The people who lived in the time of Jesus had to ask the same
questions. They wanted to know where did Jesus fit. They wondered
if he was a rabbi. They knew what rabbis did. They assumed
that Jesus would fit into that category. When he didn’t they wondered
if he was a Pharisee. Pharisees were lay people who tried to have
a close relationship to God by following the Jewish Law completely.
Maybe Jesus was a Pharisee. He didn’t seem to fit that bill.
They wondered if he was a member of the Essene community like John the
Baptist. They knew that those people fasted, lived very austere lives,
and often lived in the desert or in caves. Jesus didn’t seem to do
that. Who was he? Where did he fit? The people didn’t
know.
Jesus, as he often did, uses images. He tells them that
if there is a wedding all the guests come to celebrate. Under Jewish
Law, while a wedding feast was going on and the groom remained with the
guests, they were not required to fast or abide by other regulations.
Jesus said that his disciples are at a wedding feast. They were living
in a time of celebration. Jesus then uses the example of an old cloak
and old wineskins. In both cases the older material has gotten brittle
and has fully stretched. If you put new cloth over stretched cloth,
when the new cloth begins to stretch it will tear the old cloth even further.
When wine is placed in skins it continues to ferment. If you put
new wine into old skins they will not be able to handle the fermentation
and burst. In all cases it is necessary to do something different
from the ordinary, from the usual.
Jesus’ life and ministry were ushering in an entirely new
way of relating to God. Jesus represented for the people not a spokesman
for God, but God visiting His people. This new way represented seeing
God as one who would share in everything that humanity endured. God
would not be absent from us in times of joy or sorrow. We would have
a God who understands our fears and our deepest longings. This is
what Jesus shared. Likewise, we are given a new way to live.

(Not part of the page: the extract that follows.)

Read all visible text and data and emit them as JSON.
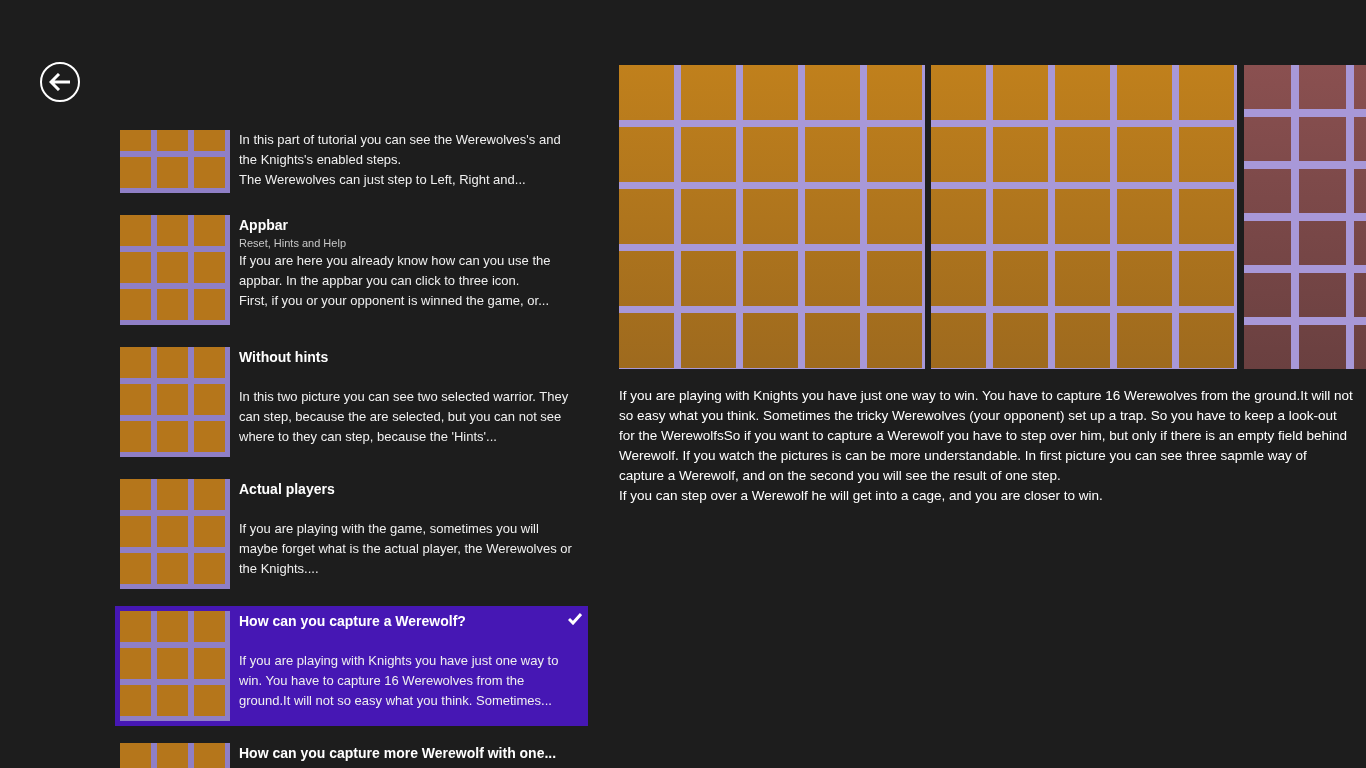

We are called to see the image of God in everyone, not just in those that
we like. There is a new way to see the poor, the lowly, children,
and gentiles. No one is apart from God’s concern.
In many ways what we are being called to do as a church is
the same thing. What does it mean to be church today? How do
we bring forth this message to a tired world? Most importantly who
will do this? These are the questions that must be asked. It
is clear to me that this is the work of everyone. Each member of
the Church is called to be priest, prophet and king by baptism. This
is new wine. Our wineskins aren’t used to this wine. Can we
try on new wineskins to embrace this new vision given us by God?